This month’s Learning Circuit’s Big Question of the Month is whether learning organizations should be leading the way in the use of Web 2.0 technologies. Or, to be more exact:
- Should workplace learning professionals be leading the charge around these new work literacies?
- Shouldn’t they be starting with themselves and helping to develop it throughout the organizations?
- And then shouldn’t the learning organization become a driver for the organization?
- And like in the world of libraries don’t we need to market ourselves in this capacity?
The short answer is yes, we (I’m assuming most of you are learning professionals) should be leading the way. It may seem like an odd locus for technology awareness, but it’s really about technology affordances for organizational effectiveness, not just new technology. That’s why it shouldn’t be IT, or operations, or engineering, because they’re focused on a task, not the meta-level look at how the task is being accomplished, can be improved, etc. And that’s the unique perspective that makes the learning organization the right instigator.
Learning folks have the perspective of looking at the performance needs of the organization, and are charged with helping people meet those needs, but that also gives the learning organization the opportunity to improve them. When it’s the product or servce, it’s the user experience group (that, ideally, gets in early in the design process), but internally, it’s the learning group.
Which means the learning organization can’t be just a training group, but that’s part of the strategic picture I’ve talked about elsewhere. The point being that to truly help an organization you have to move to a performance focus, moving people from novice, through practitioner, to expert, and giving them a coherent support environment. To do this, you need to know what’s available. And, consequently, the learning organization has to experiment with new technologies for it’s own internal workings to determine how and when to deploy them to organizational benefit.
To put it another way, if not the learning organization, then who? Of course, there’s the political perspective as well, demonstrating currency, but I’m more concerned about adding real value. Learning professionals need to know it, bring it to bear when it’s valuable (and skewer it when it’s not), and in general be seen not only knowing what’s what but also what’s hype.

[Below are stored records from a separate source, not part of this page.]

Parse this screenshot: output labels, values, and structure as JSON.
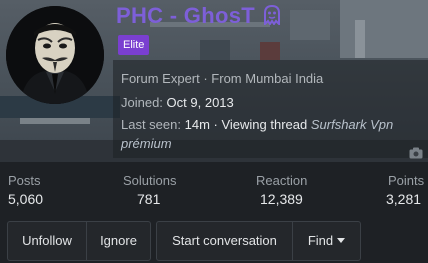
{
  "profile": {
    "username": "PHC - GhosT",
    "badge": "Elite",
    "title_line": "Forum Expert · From Mumbai India",
    "joined_label": "Joined:",
    "joined_value": "Oct 9, 2013",
    "lastseen_label": "Last seen:",
    "lastseen_value": "14m · Viewing thread",
    "thread_title_1": "Surfshark Vpn",
    "thread_title_2": "prémium",
    "name_color": "#7d5fd8",
    "badge_color": "#7a3fd0"
  },
  "stats": [
    {
      "label": "Posts",
      "value": "5,060"
    },
    {
      "label": "Solutions",
      "value": "781"
    },
    {
      "label": "Reaction",
      "value": "12,389"
    },
    {
      "label": "Points",
      "value": "3,281"
    }
  ],
  "actions": {
    "unfollow": "Unfollow",
    "ignore": "Ignore",
    "start_conversation": "Start conversation",
    "find": "Find"
  },
  "icons": {
    "ghost": "ghost-emoji-icon",
    "camera": "camera-icon",
    "caret": "caret-down-icon"
  }
}
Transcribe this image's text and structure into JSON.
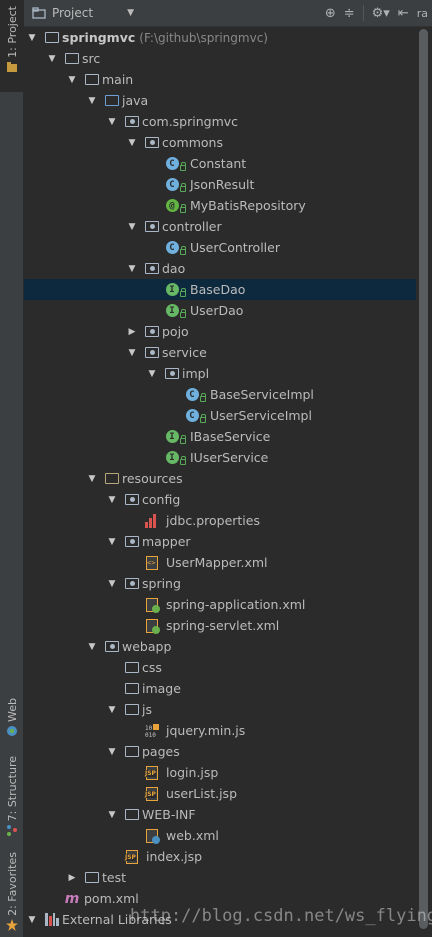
{
  "header": {
    "project_label": "Project",
    "right_label": "ra"
  },
  "leftbar": {
    "project_tab": "1: Project",
    "web_tab": "Web",
    "structure_tab": "7: Structure",
    "favorites_tab": "2: Favorites"
  },
  "tree": {
    "root": {
      "label": "springmvc",
      "path": "(F:\\github\\springmvc)"
    },
    "src": "src",
    "main": "main",
    "java": "java",
    "com_springmvc": "com.springmvc",
    "commons": "commons",
    "constant": "Constant",
    "jsonresult": "JsonResult",
    "mybatisrepo": "MyBatisRepository",
    "controller": "controller",
    "usercontroller": "UserController",
    "dao": "dao",
    "basedao": "BaseDao",
    "userdao": "UserDao",
    "pojo": "pojo",
    "service": "service",
    "impl": "impl",
    "baseserviceimpl": "BaseServiceImpl",
    "userserviceimpl": "UserServiceImpl",
    "ibaseservice": "IBaseService",
    "iuserservice": "IUserService",
    "resources": "resources",
    "config": "config",
    "jdbcprops": "jdbc.properties",
    "mapper": "mapper",
    "usermapper": "UserMapper.xml",
    "spring": "spring",
    "springapp": "spring-application.xml",
    "springservlet": "spring-servlet.xml",
    "webapp": "webapp",
    "css": "css",
    "image": "image",
    "js": "js",
    "jquery": "jquery.min.js",
    "pages": "pages",
    "login": "login.jsp",
    "userlist": "userList.jsp",
    "webinf": "WEB-INF",
    "webxml": "web.xml",
    "index": "index.jsp",
    "test": "test",
    "pom": "pom.xml",
    "extlibs": "External Libraries"
  },
  "badges": {
    "class": "C",
    "interface": "I",
    "annotation": "@",
    "abstract": "C"
  },
  "watermark": "http://blog.csdn.net/ws_flying",
  "colors": {
    "background": "#2b2b2b",
    "panel": "#3c3f41",
    "selection": "#0d293e"
  }
}
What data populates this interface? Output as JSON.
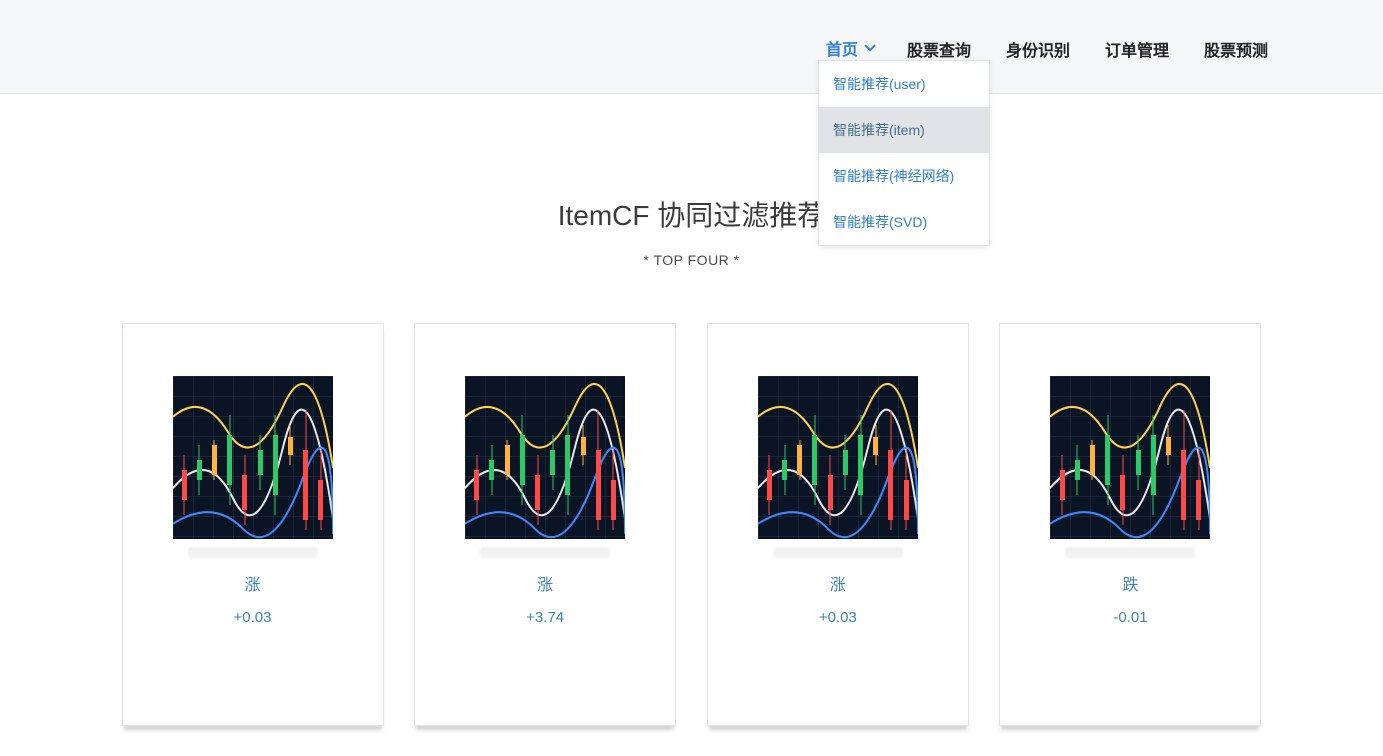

Marketing is smart in general, but it’s not hype, it’s helping transition the perspective from a training group being an expendable cost-center to a learning capability that’s central to organizational effectiveness and performance. Which is where a learning organization should be, right?
Ben Wilkoff says
I would have to agree with you on the basis that leadership means knowing what will creating the biggest impact on learning for the most students, teachers, parents and any other stakeholder you can think of. I would have to say that web 2.0 tools that allow communities to form around learning are the only way that e-learning will break free from a lecture-based model that is being touted by so many companies as education reform. Anyway, yes. Let’s lead the charge.
Clark says
Ben, yes, eLearning needs to break from the lecture-based model to eCommunity, but also to a performance support model as well, eschewing courses when references, tools, etc, make more sense. What’s nice is that the power of technology lets us rethink what we should do, now that the limitations on what we *can* do are disappearing. Thanks for the comment!